Senior exhibit developer Kate Roberts says Ellis' transition from city to suburb is an example of the personal stories the exhibit illustrates.

"It's an interesting period to look back on because it's within public memory and yet so much has changed," Roberts said. "It's fun for younger generations to also look back and think about how they live and where they live and where they might want to live."

The Mrs. America contest
The Mrs. America contest was promoted as a search for the "best looking and best homemaker among America's married women." In 1958, Mrs. Alvin J. Bach of Columbia Heights won the Mrs. Minnesota title. She placed third in the Mrs. America contest.
Courtesy of Minnesota Historical Society Collections

The exhibit walks visitors through the construction of a typical Twin Cities suburban home at a time when larger houses attracted young families, and it shows how living in those homes affected gender roles and family size. Video clips feature Mrs. Minnesota 1958 who won the competition for her ability to make donuts.
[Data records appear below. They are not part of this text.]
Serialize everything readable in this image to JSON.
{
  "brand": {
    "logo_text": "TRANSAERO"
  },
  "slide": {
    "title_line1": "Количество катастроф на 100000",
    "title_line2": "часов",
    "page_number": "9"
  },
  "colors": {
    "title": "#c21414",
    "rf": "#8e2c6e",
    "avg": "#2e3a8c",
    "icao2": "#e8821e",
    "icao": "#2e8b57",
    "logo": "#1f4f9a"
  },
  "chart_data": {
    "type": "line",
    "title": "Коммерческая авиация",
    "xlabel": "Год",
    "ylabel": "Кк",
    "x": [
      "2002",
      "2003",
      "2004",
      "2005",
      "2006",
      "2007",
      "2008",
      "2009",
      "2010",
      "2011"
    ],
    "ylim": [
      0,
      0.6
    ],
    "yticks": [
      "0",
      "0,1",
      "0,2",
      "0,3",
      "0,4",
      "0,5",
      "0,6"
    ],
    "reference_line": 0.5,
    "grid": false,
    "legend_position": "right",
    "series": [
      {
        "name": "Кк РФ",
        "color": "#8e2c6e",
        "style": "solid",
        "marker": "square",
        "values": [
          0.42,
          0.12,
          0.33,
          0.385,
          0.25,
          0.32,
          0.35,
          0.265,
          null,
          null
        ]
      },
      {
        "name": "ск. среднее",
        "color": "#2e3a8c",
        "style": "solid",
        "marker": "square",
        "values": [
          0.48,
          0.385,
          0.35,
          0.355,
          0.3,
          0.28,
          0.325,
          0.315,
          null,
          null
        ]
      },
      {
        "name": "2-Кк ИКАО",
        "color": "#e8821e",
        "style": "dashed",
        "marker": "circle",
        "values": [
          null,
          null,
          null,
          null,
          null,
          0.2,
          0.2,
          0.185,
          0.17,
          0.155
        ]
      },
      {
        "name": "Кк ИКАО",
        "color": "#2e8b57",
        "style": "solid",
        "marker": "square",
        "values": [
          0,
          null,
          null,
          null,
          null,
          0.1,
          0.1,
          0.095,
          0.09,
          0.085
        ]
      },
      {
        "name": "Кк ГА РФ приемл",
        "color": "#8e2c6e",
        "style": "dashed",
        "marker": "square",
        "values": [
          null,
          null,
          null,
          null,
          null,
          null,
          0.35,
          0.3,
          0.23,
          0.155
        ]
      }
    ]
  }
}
History Center curators point to Southdale Mall as the first, climate-controlled shopping center in the Twin Cities that drew middle class shoppers with disposable income soon after it opened in 1956. Those post-war consumers made up for years of scarcity by snapping up newly available electrical appliances and big cars like the 1956 Chevrolet Townsman station wagon on display.

The exhibit points out that Twin Cities suburban growth, as in other parts of the country, fit with a love of cars and more space to live.

But Roberts said she hopes it stirs even more discussions about where and how people want to live, "and get people talking and realizing that what they're seeing around them and what they're seeing happening is really the continuation of a conversation that's been going on for many, many years about how people want to live and how they can live outside the urban core."